Must-see Market: Vernissage is a best-seller among tourists and locals


Vernissage has everything from junk to jewels . . .

It is impossible to think that a tourist would visit Armenia and not find Yerevan's "vernissage" open market, shopping mall, bazaar and all-around cultural curiosity center.

Stretched out over four blocks in the center of the city, visitors can buy just about anything at vernissage, from paintings to puppies.

Each Saturday and Sunday, beginning at about 10 a.m. and continuing till early evening, vernissage is home to hundreds of artists, craftsmen, jewelers, stone cutters, seamstresses, potters . . . It is also where men and women who can't find jobs have turned to sell everyday goods ranging from nuts and bolts to used clothing.

"Vernissage is my second home as I've been coming here for 11 years every Saturday and Sunday," says 42-year old carpenter Gagik Simonyan, sitting in front of his table and carefully working on one of his unfinished plates. "When all factories were closed in Armenia this had become my working place and the only way of maintaining my family."

Yerevan has no shortage of gift shops, but if you ask any resident where you can purchase Armenian souvenirs, the first answer will be "vernissage". Two days are hardly enough for taking in everything there.

This is a place where beauty was created as means of survival. Ten year ago most of the craftsmen sitting here had different professions. They were doctors, architects and policemen. Mixing with old and new Armenian styles, their boundless imagination is constantly creating something.

Thousands of souvenirs of different styles and types carefully made of silver, marble, wood, ceramics, cloths, different stones, threads and even fruit seeds.

The name "vernissage" comes from the end of '80, when a selling exhibition was organized in the park next to Opera House, in the area surrounding the monument of Saryan, where mainly Armenian painters were presenting their works.

However, in the 90s, during period of crisis, day in and day out different craftsmen and numerous traders began joining painters turning the central part of the city into market.

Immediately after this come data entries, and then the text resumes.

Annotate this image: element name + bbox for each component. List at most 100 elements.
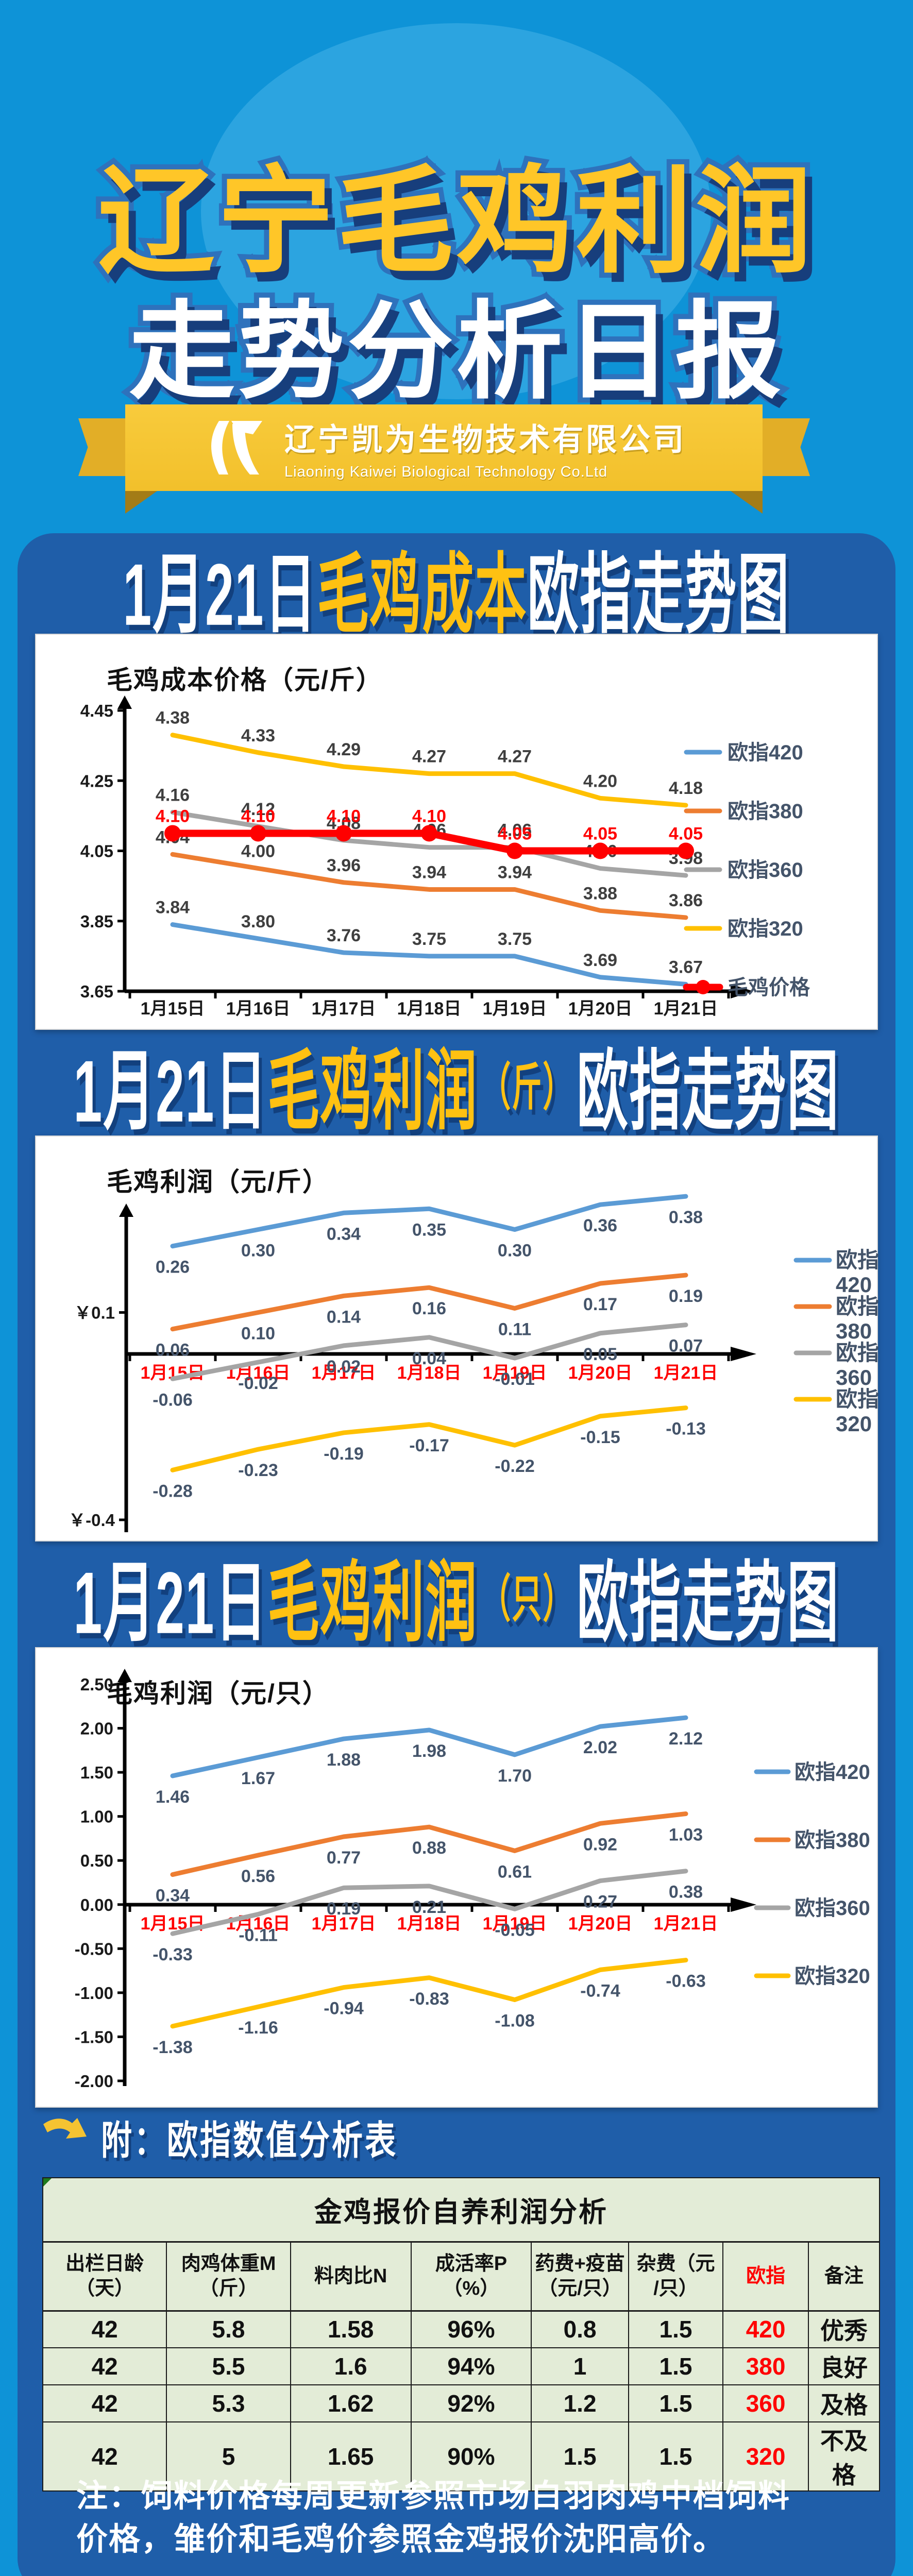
legend-label: 欧指 bbox=[836, 1248, 879, 1272]
data-label: 0.19 bbox=[327, 1899, 361, 1919]
table-cell: 5.3 bbox=[166, 2384, 291, 2422]
data-label: -0.13 bbox=[666, 1419, 706, 1439]
table-cell: 1.5 bbox=[628, 2421, 724, 2492]
legend-label: 欧指420 bbox=[794, 1761, 870, 1784]
legend-label: 欧指360 bbox=[728, 859, 803, 882]
chart-title-profit-bird: 毛鸡利润（元/只） bbox=[107, 1679, 329, 1708]
data-label: 3.94 bbox=[498, 862, 532, 882]
date-label: 1月19日 bbox=[483, 999, 547, 1019]
series-line-欧指360 bbox=[170, 1869, 688, 1936]
table-cell: 360 bbox=[722, 2384, 809, 2422]
data-label: -1.16 bbox=[238, 2018, 278, 2038]
ytick-label: ￥0.1 bbox=[74, 1303, 115, 1323]
data-label: 4.33 bbox=[241, 726, 275, 745]
date-label: 1月19日 bbox=[483, 1363, 547, 1383]
data-label: 3.86 bbox=[669, 891, 703, 910]
data-label: -0.19 bbox=[324, 1444, 364, 1464]
legend-label: 欧指320 bbox=[794, 1965, 870, 1988]
data-label: 4.20 bbox=[583, 771, 617, 791]
x-axis-arrow bbox=[731, 984, 753, 998]
header-suffix: 欧指走势图 bbox=[577, 1553, 840, 1652]
y-axis-arrow bbox=[119, 1204, 133, 1217]
table-cell: 0.8 bbox=[531, 2310, 629, 2348]
data-label: 4.10 bbox=[241, 806, 275, 826]
series-line-欧指320 bbox=[170, 1405, 688, 1472]
ytick-label: -1.50 bbox=[75, 2027, 113, 2046]
data-label: 3.96 bbox=[327, 856, 361, 875]
data-label: 4.10 bbox=[156, 806, 190, 826]
legend-marker bbox=[696, 980, 711, 994]
date-label: 1月21日 bbox=[654, 1363, 718, 1383]
table-cell: 42 bbox=[42, 2347, 167, 2385]
date-label: 1月20日 bbox=[568, 1363, 633, 1383]
date-label: 1月16日 bbox=[226, 999, 291, 1019]
header-suffix: 欧指走势图 bbox=[527, 545, 790, 644]
column-header: 出栏日龄 （天） bbox=[42, 2241, 167, 2312]
data-label: 2.02 bbox=[583, 1738, 617, 1757]
company-name-en: Liaoning Kaiwei Biological Technology Co… bbox=[284, 464, 608, 480]
legend-label: 毛鸡价格 bbox=[728, 976, 810, 999]
table-row: 42 5.8 1.58 96% 0.8 1.5 420 优秀 bbox=[42, 2310, 881, 2348]
company-banner: 辽宁凯为生物技术有限公司 Liaoning Kaiwei Biological … bbox=[78, 404, 810, 515]
data-label: 1.70 bbox=[498, 1766, 532, 1786]
table-cell: 优秀 bbox=[807, 2310, 881, 2348]
poster-title-line1: 辽宁毛鸡利润 bbox=[93, 151, 817, 292]
chart-card-profit-bird: 毛鸡利润（元/只） 2.50 2.00 1.50 1.00 0.50 0.00 -0.50 -… bbox=[35, 1647, 878, 2108]
legend-label: 欧指 bbox=[836, 1341, 879, 1365]
chart-card-cost: 毛鸡成本价格（元/斤） 4.45 4.25 4.05 3.85 3.65 1月15日 1月1… bbox=[35, 634, 878, 1030]
x-axis-arrow bbox=[731, 1897, 756, 1912]
ytick-label: -0.50 bbox=[75, 1939, 113, 1958]
data-label: 0.38 bbox=[669, 1883, 703, 1902]
header-highlight: 毛鸡利润 bbox=[267, 1553, 478, 1652]
table-cell: 1.65 bbox=[290, 2421, 412, 2492]
data-label: 0.30 bbox=[241, 1241, 275, 1261]
data-label: 3.80 bbox=[241, 912, 275, 931]
data-label: -0.22 bbox=[495, 1456, 535, 1476]
data-label: 4.12 bbox=[241, 800, 275, 819]
series-marker bbox=[592, 842, 608, 859]
data-label: -0.28 bbox=[153, 1481, 193, 1501]
data-label: 3.69 bbox=[583, 951, 617, 970]
date-label: 1月20日 bbox=[568, 999, 633, 1019]
data-label: 0.36 bbox=[583, 1216, 617, 1235]
table-cell: 420 bbox=[722, 2310, 809, 2348]
data-label: 0.14 bbox=[327, 1307, 361, 1327]
header-unit: （只） bbox=[481, 1571, 574, 1628]
data-label: 1.67 bbox=[241, 1769, 275, 1788]
data-label: -0.94 bbox=[324, 1999, 364, 2019]
legend-label: 欧指 bbox=[836, 1294, 879, 1318]
data-label: 3.88 bbox=[583, 884, 617, 903]
data-label: -0.23 bbox=[238, 1461, 278, 1480]
data-label: 4.05 bbox=[498, 824, 532, 844]
data-label: 0.04 bbox=[412, 1349, 446, 1368]
column-header: 杂费（元 /只） bbox=[628, 2241, 724, 2312]
table-cell: 1.5 bbox=[531, 2421, 629, 2492]
legend-label: 欧指420 bbox=[728, 741, 803, 764]
data-label: -0.02 bbox=[238, 1374, 278, 1393]
series-line-欧指320 bbox=[170, 733, 688, 808]
table-row: 42 5 1.65 90% 1.5 1.5 320 不及格 bbox=[42, 2421, 881, 2492]
legend-label: 欧指380 bbox=[794, 1829, 870, 1852]
section-header-cost: 1月21日 毛鸡成本 欧指走势图 bbox=[0, 507, 913, 665]
data-label: 0.92 bbox=[583, 1835, 617, 1854]
table-cell: 1.5 bbox=[628, 2310, 724, 2348]
series-line-欧指320 bbox=[170, 1958, 688, 2029]
data-label: -0.15 bbox=[580, 1428, 620, 1447]
data-label: 0.61 bbox=[498, 1862, 532, 1882]
poster-title-line2: 走势分析日报 bbox=[124, 287, 786, 416]
series-line-欧指420 bbox=[170, 1194, 688, 1249]
chart-card-profit-jin: 毛鸡利润（元/斤） ￥0.1 ￥-0.4 1月15日 1月16日 1月17日 1月18日 1… bbox=[35, 1136, 879, 1541]
data-label: 0.16 bbox=[412, 1299, 446, 1318]
ytick-label: 3.65 bbox=[80, 982, 113, 1001]
data-label: 3.75 bbox=[412, 929, 446, 949]
chart-title-cost: 毛鸡成本价格（元/斤） bbox=[107, 666, 383, 694]
data-label: 1.98 bbox=[412, 1741, 446, 1761]
footnote-line2: 价格，雏价和毛鸡价参照金鸡报价沈阳高价。 bbox=[76, 2521, 726, 2556]
data-label: 0.26 bbox=[156, 1258, 190, 1277]
data-label: -1.08 bbox=[495, 2011, 535, 2031]
section-header-profit-jin: 1月21日 毛鸡利润 （斤） 欧指走势图 bbox=[0, 1004, 913, 1162]
data-label: 4.27 bbox=[498, 747, 532, 767]
data-label: 0.35 bbox=[412, 1220, 446, 1240]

. . . . and it is a treaure and a trap for foreigners.

That's why in 1993 local authorities ordered to move the market into another central area, which didn't mar the appearance of the city so much.

Many painters still choose to sell their work at what is now called "painter's vernissage" at the original location.

When you buy souvenirs, some of the craftsmen or salesmen will tell you the meaning of their products. The "Nuri-Nuri" doll, for example, is a colorful rag doll meant to be hung in the home to bring good luck.

"People here are not pursuing only material gains but they enjoy spiritual pleasures as well," says 48 year old craftsman Hayk Andreasyan. "If I didn't work here I would never have met painter Jansem. Sometimes we paint together. There are people next to us who have become our close friends."

Master Hayk has been in Vernissage for 10 years. Everything started from his first handmade work. He made a wooden miniature violin the size of a forefinger. After that he decided to improve his skills. Today one can find approximately 20 musical instruments on his table including miniatures of other musical instruments including the duduk, guitar. Dhol, electronic guitar, kiamancha. Each of them costs 4000-6000 drams (about $7-10).

Andranik Davtyan, 34, makes miniatures of well-known Armenian churches that sell from $20 to $400.

Davtyan says the vernissage income is seasonal, as souvenir sales rely heavily on tourists.

"Our works aren't valued so much as handwork in Yerevan," says master Gagik. "There are resellers who buy works here and sell them abroad for double the price as a work of art. But here we can't sell them for high prices or else we would lose our clients."